The proteasome inhibitor carfilzomib, approved by the US Food and Drug Administration (FDA) as a single agent or in combination with dexamethasone or dexamethasone and lenalidomide for pretreated relapsed/refractory multiple myeloma (R/R MM), has been associated with development of severe cardiovascular AEs in some patients; however, established predictors for these effects are lacking. The aim of this study was to determine whether baseline assessment of left ventricular diastolic function using noninvasive echocardiography could predict cardiovascular adverse effects with subsequent carfilzomib-based therapy.
This retrospective study was conducted at a single institution and involved a cohort of 72 consecutive Asian patients with relapsed/refractory multiple myeloma who received carfilzomib-based therapy between August 2016 and September 2018. All patients had been assessed for left-ventricular diastolic dysfunction (LVDD) by echocardiography within 2 weeks of initiating treatment with carfilzomib. On the basis of the echocardiographic assessment, patients were classified as having a negative, intermediate, or definite likelihood of developing LVDD.

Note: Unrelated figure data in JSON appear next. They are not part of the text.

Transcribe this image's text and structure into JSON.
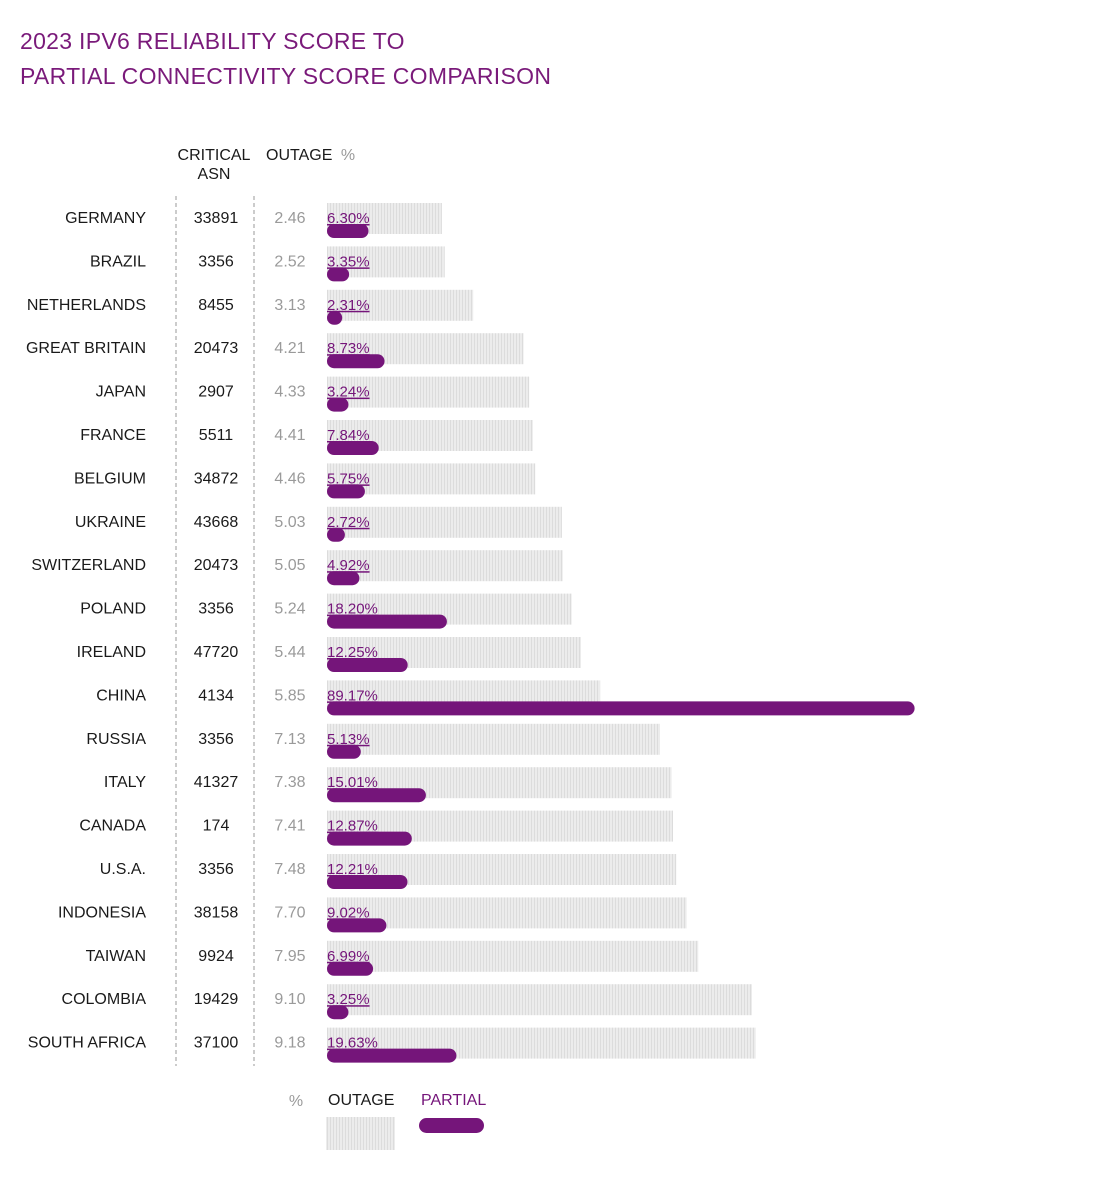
{
  "title_line1": "2023 IPV6 RELIABILITY SCORE TO",
  "title_line2": "PARTIAL CONNECTIVITY SCORE COMPARISON",
  "headers": {
    "asn_line1": "CRITICAL",
    "asn_line2": "ASN",
    "outage": "OUTAGE",
    "outage_pct": "%"
  },
  "legend": {
    "pct": "%",
    "outage": "OUTAGE",
    "partial": "PARTIAL"
  },
  "colors": {
    "partial": "#75157a",
    "outage_fill": "#e6e6e6",
    "outage_text": "#9a9a9a",
    "title": "#7a1a7a",
    "text": "#1a1a1a"
  },
  "chart_data": {
    "type": "bar",
    "orientation": "horizontal",
    "title": "2023 IPV6 RELIABILITY SCORE TO PARTIAL CONNECTIVITY SCORE COMPARISON",
    "categories": [
      "GERMANY",
      "BRAZIL",
      "NETHERLANDS",
      "GREAT BRITAIN",
      "JAPAN",
      "FRANCE",
      "BELGIUM",
      "UKRAINE",
      "SWITZERLAND",
      "POLAND",
      "IRELAND",
      "CHINA",
      "RUSSIA",
      "ITALY",
      "CANADA",
      "U.S.A.",
      "INDONESIA",
      "TAIWAN",
      "COLOMBIA",
      "SOUTH AFRICA"
    ],
    "critical_asn": [
      "33891",
      "3356",
      "8455",
      "20473",
      "2907",
      "5511",
      "34872",
      "43668",
      "20473",
      "3356",
      "47720",
      "4134",
      "3356",
      "41327",
      "174",
      "3356",
      "38158",
      "9924",
      "19429",
      "37100"
    ],
    "series": [
      {
        "name": "OUTAGE",
        "values": [
          2.46,
          2.52,
          3.13,
          4.21,
          4.33,
          4.41,
          4.46,
          5.03,
          5.05,
          5.24,
          5.44,
          5.85,
          7.13,
          7.38,
          7.41,
          7.48,
          7.7,
          7.95,
          9.1,
          9.18
        ],
        "labels": [
          "2.46",
          "2.52",
          "3.13",
          "4.21",
          "4.33",
          "4.41",
          "4.46",
          "5.03",
          "5.05",
          "5.24",
          "5.44",
          "5.85",
          "7.13",
          "7.38",
          "7.41",
          "7.48",
          "7.70",
          "7.95",
          "9.10",
          "9.18"
        ]
      },
      {
        "name": "PARTIAL",
        "values": [
          6.3,
          3.35,
          2.31,
          8.73,
          3.24,
          7.84,
          5.75,
          2.72,
          4.92,
          18.2,
          12.25,
          89.17,
          5.13,
          15.01,
          12.87,
          12.21,
          9.02,
          6.99,
          3.25,
          19.63
        ],
        "labels": [
          "6.30%",
          "3.35%",
          "2.31%",
          "8.73%",
          "3.24%",
          "7.84%",
          "5.75%",
          "2.72%",
          "4.92%",
          "18.20%",
          "12.25%",
          "89.17%",
          "5.13%",
          "15.01%",
          "12.87%",
          "12.21%",
          "9.02%",
          "6.99%",
          "3.25%",
          "19.63%"
        ]
      }
    ]
  }
}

Baseline patient characteristics included a median age of 70 years, a median of 3 prior chemotherapy regimens, and a median of 6 cycles of carfilzomib. Only 1 patient had previously received anthracycline-based therapy, and none had undergone a reduction in carfilzomib dose prior to manifestation of a cardiovascular AE. Pretreatment echocardiography classified 34.7% (n=25) of patients with intermediate LVDD and 27.8% (n=20) of patients with definite LVDD.

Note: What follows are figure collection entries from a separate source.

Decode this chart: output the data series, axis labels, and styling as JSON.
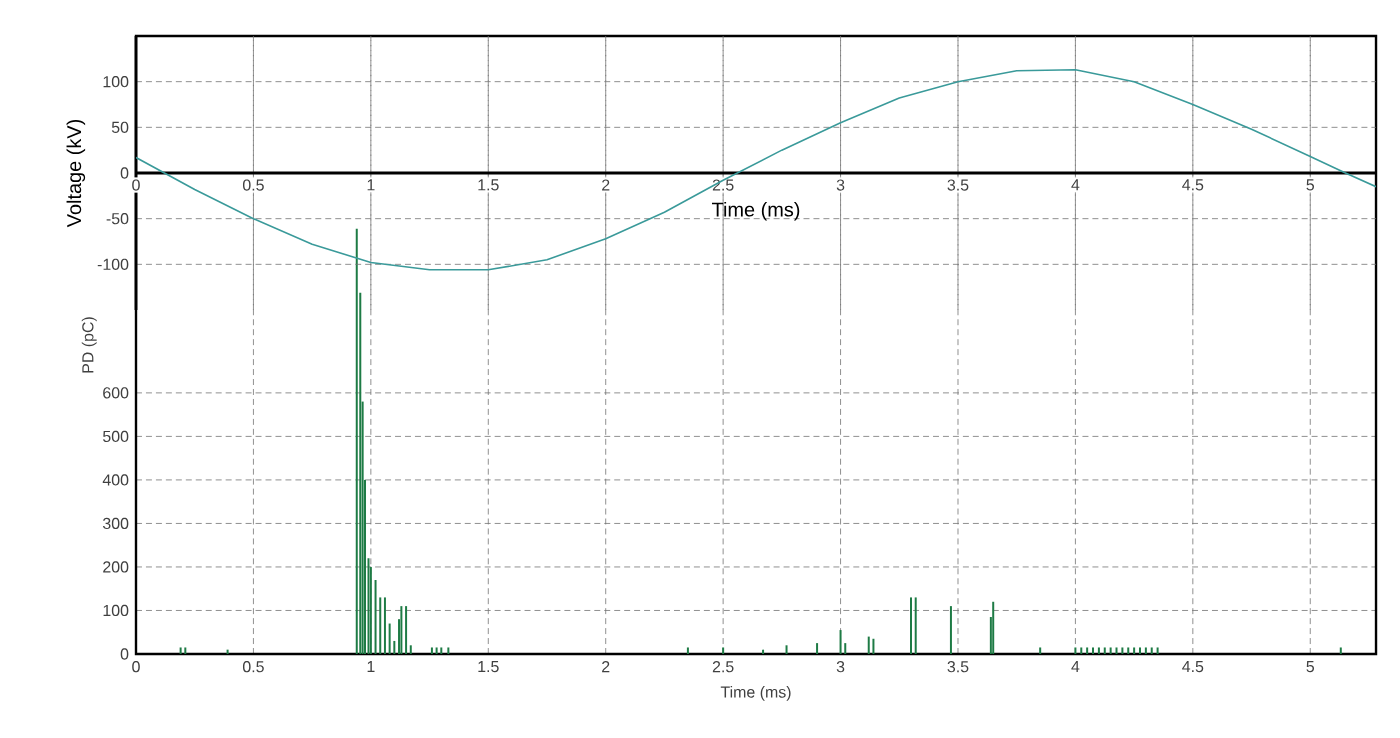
{
  "chart_data": [
    {
      "type": "line",
      "xlabel": "Time (ms)",
      "ylabel": "Voltage (kV)",
      "color": "#3a9a9a",
      "x": [
        0,
        0.25,
        0.5,
        0.75,
        1.0,
        1.25,
        1.5,
        1.75,
        2.0,
        2.25,
        2.5,
        2.75,
        3.0,
        3.25,
        3.5,
        3.75,
        4.0,
        4.25,
        4.5,
        4.75,
        5.0,
        5.15,
        5.28
      ],
      "values": [
        17,
        -18,
        -50,
        -78,
        -98,
        -106,
        -106,
        -95,
        -72,
        -43,
        -8,
        25,
        55,
        82,
        100,
        112,
        113,
        100,
        75,
        48,
        18,
        0,
        -15
      ],
      "xlim": [
        0,
        5.28
      ],
      "ylim": [
        -150,
        150
      ],
      "xticks": [
        0,
        0.5,
        1,
        1.5,
        2,
        2.5,
        3,
        3.5,
        4,
        4.5,
        5
      ],
      "yticks": [
        -100,
        -50,
        0,
        50,
        100
      ],
      "grid": true
    },
    {
      "type": "bar",
      "xlabel": "Time (ms)",
      "ylabel": "PD (pC)",
      "color": "#1e7b45",
      "x": [
        0.19,
        0.21,
        0.39,
        0.94,
        0.955,
        0.965,
        0.975,
        0.99,
        1.0,
        1.02,
        1.04,
        1.06,
        1.08,
        1.1,
        1.12,
        1.13,
        1.15,
        1.17,
        1.26,
        1.28,
        1.3,
        1.33,
        2.35,
        2.5,
        2.67,
        2.77,
        2.9,
        3.0,
        3.02,
        3.12,
        3.14,
        3.3,
        3.32,
        3.47,
        3.64,
        3.65,
        3.85,
        4.0,
        4.025,
        4.05,
        4.075,
        4.1,
        4.125,
        4.15,
        4.175,
        4.2,
        4.225,
        4.25,
        4.275,
        4.3,
        4.325,
        4.35,
        5.13
      ],
      "values": [
        15,
        15,
        10,
        977,
        830,
        580,
        400,
        220,
        200,
        170,
        130,
        130,
        70,
        30,
        80,
        110,
        110,
        20,
        15,
        15,
        15,
        15,
        15,
        15,
        10,
        20,
        25,
        55,
        25,
        40,
        35,
        130,
        130,
        110,
        85,
        120,
        15,
        15,
        15,
        15,
        15,
        15,
        15,
        15,
        15,
        15,
        15,
        15,
        15,
        15,
        15,
        15,
        15
      ],
      "xlim": [
        0,
        5.28
      ],
      "ylim": [
        0,
        1420
      ],
      "xticks": [
        0,
        0.5,
        1,
        1.5,
        2,
        2.5,
        3,
        3.5,
        4,
        4.5,
        5
      ],
      "yticks": [
        0,
        100,
        200,
        300,
        400,
        500,
        600
      ],
      "grid": true
    }
  ]
}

Severe cardiovascular adverse events (grade 3 or higher) were observed in 12 patients (16.7%), and all occurred within the first 3 months of carfilzomib treatment. These included acute heart failure (n=7), hypertension (n=6), reduction in left ventricular ejection fraction (n=4), acute coronary syndrome (n=2), and QT prolongation (n=2). Three patients experienced grade 5 cardiovascular adverse events.
A key finding from this study was that at least 1 severe cardiovascular adverse event occurred in 9 patients whose likelihood of developing LVDD was classified as definite, 2 classified as intermediate, and 1 classified as negative. Although the risk of a cardiovascular adverse event was also significantly increased in patients with an Eastern Cooperative Oncology Group (ECOG) performance status of 3 or higher (odds ratio [OR], 5.98; P =.008) and more than 3 prior treatment regimens (OR, 5.06; P =.016), an LVDD classification of definite was associated with an OR of 13.4 (P <.001).

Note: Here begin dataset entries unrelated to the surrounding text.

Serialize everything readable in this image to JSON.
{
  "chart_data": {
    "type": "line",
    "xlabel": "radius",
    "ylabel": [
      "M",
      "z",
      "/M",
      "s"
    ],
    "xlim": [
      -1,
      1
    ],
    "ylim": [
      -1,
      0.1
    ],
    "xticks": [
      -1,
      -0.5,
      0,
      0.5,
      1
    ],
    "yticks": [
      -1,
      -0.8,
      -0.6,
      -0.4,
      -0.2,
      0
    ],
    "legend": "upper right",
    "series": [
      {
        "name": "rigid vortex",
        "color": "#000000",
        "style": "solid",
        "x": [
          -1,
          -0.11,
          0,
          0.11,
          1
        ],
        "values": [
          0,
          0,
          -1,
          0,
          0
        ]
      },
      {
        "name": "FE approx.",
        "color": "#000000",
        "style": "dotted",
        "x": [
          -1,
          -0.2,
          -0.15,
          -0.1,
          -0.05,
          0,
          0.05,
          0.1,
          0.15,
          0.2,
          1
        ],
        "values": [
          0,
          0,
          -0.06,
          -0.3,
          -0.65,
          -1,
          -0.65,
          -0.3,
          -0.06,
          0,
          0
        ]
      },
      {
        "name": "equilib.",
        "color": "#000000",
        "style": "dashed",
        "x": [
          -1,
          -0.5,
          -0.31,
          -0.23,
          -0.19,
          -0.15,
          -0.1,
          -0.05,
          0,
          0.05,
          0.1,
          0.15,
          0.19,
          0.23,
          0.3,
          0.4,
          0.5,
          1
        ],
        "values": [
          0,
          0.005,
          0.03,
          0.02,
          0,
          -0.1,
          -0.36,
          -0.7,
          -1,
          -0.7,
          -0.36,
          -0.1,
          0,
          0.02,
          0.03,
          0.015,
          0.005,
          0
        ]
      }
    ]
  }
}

Based on these findings, the authors suggest that assessing left ventricular diastolic function prior to carfilzomib treatment allows clinicians to individualize chemotherapy, monitoring, and prophylaxis strategies based on patients’ risk of cardiovascular adverse events.
Abe Y, Kobayashi T, Narita K, Kobayashi H, et al. Left ventricular diastolic function as a possible predictor of severe carfilzomib-induced cardiovascular events. Blood Adv. 2019;3(11):1725-1728.